The clustered regularly interspersed palindromic repeats (CRISPR)/Cas9 (CRISPR-associated protein 9) system is a powerful tool for genome editing that can be used to construct a guide RNA (gRNA) library for genetic screening. For gRNA design, one must know the sequence of the 20-mer flanking the protospacer adjacent motif (PAM), which seriously impedes experimentally making gRNA. I have described a method to construct a gRNA library via molecular biology techniques without relying on bioinformatics.
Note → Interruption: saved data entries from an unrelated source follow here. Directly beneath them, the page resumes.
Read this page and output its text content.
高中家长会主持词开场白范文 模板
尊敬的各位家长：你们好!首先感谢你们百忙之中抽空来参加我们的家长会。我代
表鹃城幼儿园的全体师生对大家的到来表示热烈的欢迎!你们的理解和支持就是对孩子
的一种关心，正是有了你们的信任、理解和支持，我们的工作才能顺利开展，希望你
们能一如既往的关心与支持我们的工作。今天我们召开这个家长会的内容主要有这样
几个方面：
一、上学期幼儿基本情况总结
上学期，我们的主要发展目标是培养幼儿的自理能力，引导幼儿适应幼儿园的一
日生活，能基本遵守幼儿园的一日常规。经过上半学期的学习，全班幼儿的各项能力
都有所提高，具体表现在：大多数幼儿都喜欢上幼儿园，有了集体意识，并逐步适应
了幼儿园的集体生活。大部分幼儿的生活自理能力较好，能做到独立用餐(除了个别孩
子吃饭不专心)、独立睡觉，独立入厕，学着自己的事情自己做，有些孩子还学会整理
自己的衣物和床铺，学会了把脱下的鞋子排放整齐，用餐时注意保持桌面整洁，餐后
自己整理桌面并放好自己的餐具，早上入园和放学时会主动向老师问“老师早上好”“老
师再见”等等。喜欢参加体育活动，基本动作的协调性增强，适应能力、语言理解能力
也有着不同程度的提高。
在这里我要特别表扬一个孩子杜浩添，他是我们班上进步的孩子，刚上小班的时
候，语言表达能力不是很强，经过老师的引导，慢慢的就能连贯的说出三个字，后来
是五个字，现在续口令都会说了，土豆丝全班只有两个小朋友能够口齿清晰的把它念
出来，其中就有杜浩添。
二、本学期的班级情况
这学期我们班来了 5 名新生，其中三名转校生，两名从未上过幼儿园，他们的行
Briefly, one synthesizes complementary DNA from the mRNA sequence using a semi-random primer containing a PAM complementary sequence and then cuts out the 20-mer adjacent to the PAM using type IIS and type III restriction enzymes to create a gRNA library. The described approach does not require prior knowledge about the target DNA sequences, making it applicable to any species.

Biography

Hiroshi Arakawa studied at Kyoto University (Kyoto, Japan), where he obtained his diploma and Ph.D in Molecular Biology in Hideo Yamagishi’s laboratory. Following postdoctoral studies in Jean-Marie Buerstedde's laboratory in Heinrich-Pette-Institut (Hamburg, Germany), he worked as a Senior Research Fellow in Jean-Marie Buerstedde's laboratory in Helmholtz Center Munich (Munich, Germany). He moved to IFOM (Milan, Italy) as a staff scientist in 2011. He has so far studied the molecular mechanism of immunoglobulin gene conversion and somatic hypermutation, and their application to artificial evolution system. He has recently invented a method to convert mRNA into a gRNA library, which can be applied to forward genetic screening in any species.